USC Heidelberg offered Beran a new contract for the 2009–10 season, but he declined it for personal reasons.

===Lakeside Lightning (2010–2013)===
After touring with Athletes in Action in Western Australia in December 2009, Beran joined the Lakeside Lightning of the State Basketball League (SBL) for the 2010 season. He scored over 40 points four times, including a 50-point game on July 2 against the Rockingham Flames. He was twice named player of the week and earned player of the month for May. He helped the Lightning reach the SBL Grand Final after averaging 35 points in the semi-final series against the Perth Redbacks. The Lightning lost to the Willetton Tigers in the grand final, with Beran scoring 19 points. In 31 games, he averaged 26.65 points, 7.32 rebounds and 1.97 assists per game.

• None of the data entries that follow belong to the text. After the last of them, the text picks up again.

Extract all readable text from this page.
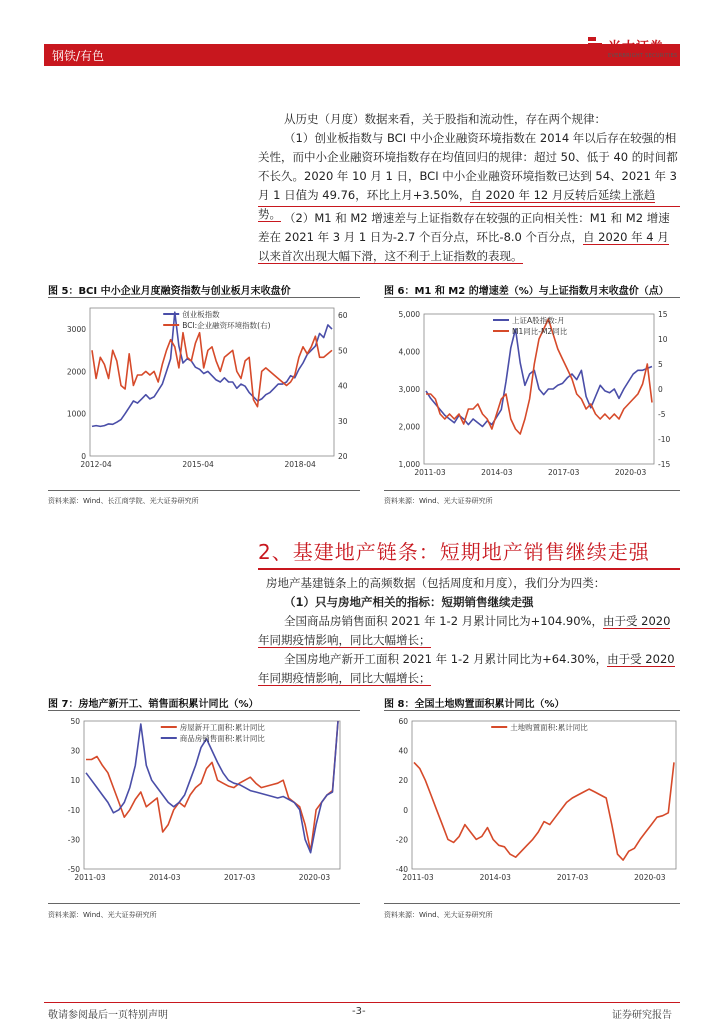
钢铁/有色
光大证券
EVERBRIGHT SECURITIES

从历史（月度）数据来看，关于股指和流动性，存在两个规律：

（1）创业板指数与 BCI 中小企业融资环境指数在 2014 年以后存在较强的相关性，而中小企业融资环境指数存在均值回归的规律：超过 50、低于 40 的时间都不长久。2020 年 10 月 1 日，BCI 中小企业融资环境指数已达到 54、2021 年 3 月 1 日值为 49.76，环比上月+3.50%，自 2020 年 12 月反转后延续上涨趋势。 （2）M1 和 M2 增速差与上证指数存在较强的正向相关性：M1 和 M2 增速差在 2021 年 3 月 1 日为-2.7 个百分点，环比-8.0 个百分点，自 2020 年 4 月以来首次出现大幅下滑，这不利于上证指数的表现。

图 5：BCI 中小企业月度融资指数与创业板月末收盘价
0
1000
2000
3000
20
30
40
50
60
2012-04	2015-04	2018-04
创业板指数
BCI:企业融资环境指数(右)
资料来源：Wind、长江商学院、光大证券研究所
图 6：M1 和 M2 的增速差（%）与上证指数月末收盘价（点）
1,000
2,000
3,000
4,000
5,000
-15
-10
-5
0
5
10
15
2011-03	2014-03	2017-03	2020-03
上证A股指数:月
M1同比-M2同比
资料来源：Wind、光大证券研究所
2、基建地产链条：短期地产销售继续走强

房地产基建链条上的高频数据（包括周度和月度），我们分为四类：

（1）只与房地产相关的指标：短期销售继续走强

全国商品房销售面积 2021 年 1-2 月累计同比为+104.90%，由于受 2020 年同期疫情影响，同比大幅增长；

全国房地产新开工面积 2021 年 1-2 月累计同比为+64.30%，由于受 2020 年同期疫情影响，同比大幅增长；

图 7：房地产新开工、销售面积累计同比（%）
-50
-30
-10
10
30
50
2011-03	2014-03	2017-03	2020-03
房屋新开工面积:累计同比
商品房销售面积:累计同比
资料来源：Wind、光大证券研究所
图 8：全国土地购置面积累计同比（%）
-40
-20
0
20
40
60
2011-03	2014-03	2017-03	2020-03
土地购置面积:累计同比
资料来源：Wind、光大证券研究所
敬请参阅最后一页特别声明	-3-	证券研究报告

Beran returned to the Lightning in 2011 and opened the season with 29 points and 21 rebounds against the Kalamunda Eastern Suns. He won the round two player of the week award after recording two 30-point games. He was sidelined early in the season with a back injury. He scored 30 points or more five times, including a 52-point game on July 29 in the quarter-finals against the East Perth Eagles. In 23 games, he averaged 23.78 points, 8.52 rebounds and 1.7 assists per game.

With the Lightning in 2012, Beran was limited to 17 regular-season games, playing just one game in May and one game in July. He scored over 30 points twice and averaged 20.86 points, 7.45 rebounds and 2.0 assists in 22 games.

Beran returned to the Lightning for the 2013 season and won the round seven player of the week award. He scored 30 points or more 10 times and had two games with 20 rebounds. He helped the Lightning reach the grand final, where they defeated the Wanneroo Wolves to win the SBL championship. Beran was hampered by a corked thigh in the third quarter but still contributed 16 points and eight rebounds while shooting 5-of-19 from the field. For the season, he was named the SBL Most Valuable Player and earned SBL All-Star Five honors. In 31 games, he averaged 25.06 points, 9.26 rebounds and 2.65 assists per game.

===VfL Kirchheim Knights (2013–2015)===
In September 2013, Beran signed with VfL Kirchheim Knights of the German ProA for the 2013–14 season. While the team missed the playoffs, Beran was the top performer for the Knights, averaging 14.4 points and almost six rebounds in over 30 minutes per game. He was top 20 in the ProA efficiency rating.

In June 2014, Beran re-signed with Kirchheim for the 2014–15 season. He maintained similar averages in his second season as a Knight, with 15 points and six rebounds in just under 30 minutes per game. He played all 60 games over the two seasons.

In July 2015, Beran announced his retirement from basketball.

==Personal life==
Beran is the son of Bill and Ruth Beran, and has one brother and two sisters. His brother, Matt, played basketball at Truman State University.

Beran and his wife, Jessica, had their first child in 2014.

After retiring from basketball, Beran returned to the United States to work in the artificial fertilizer industry.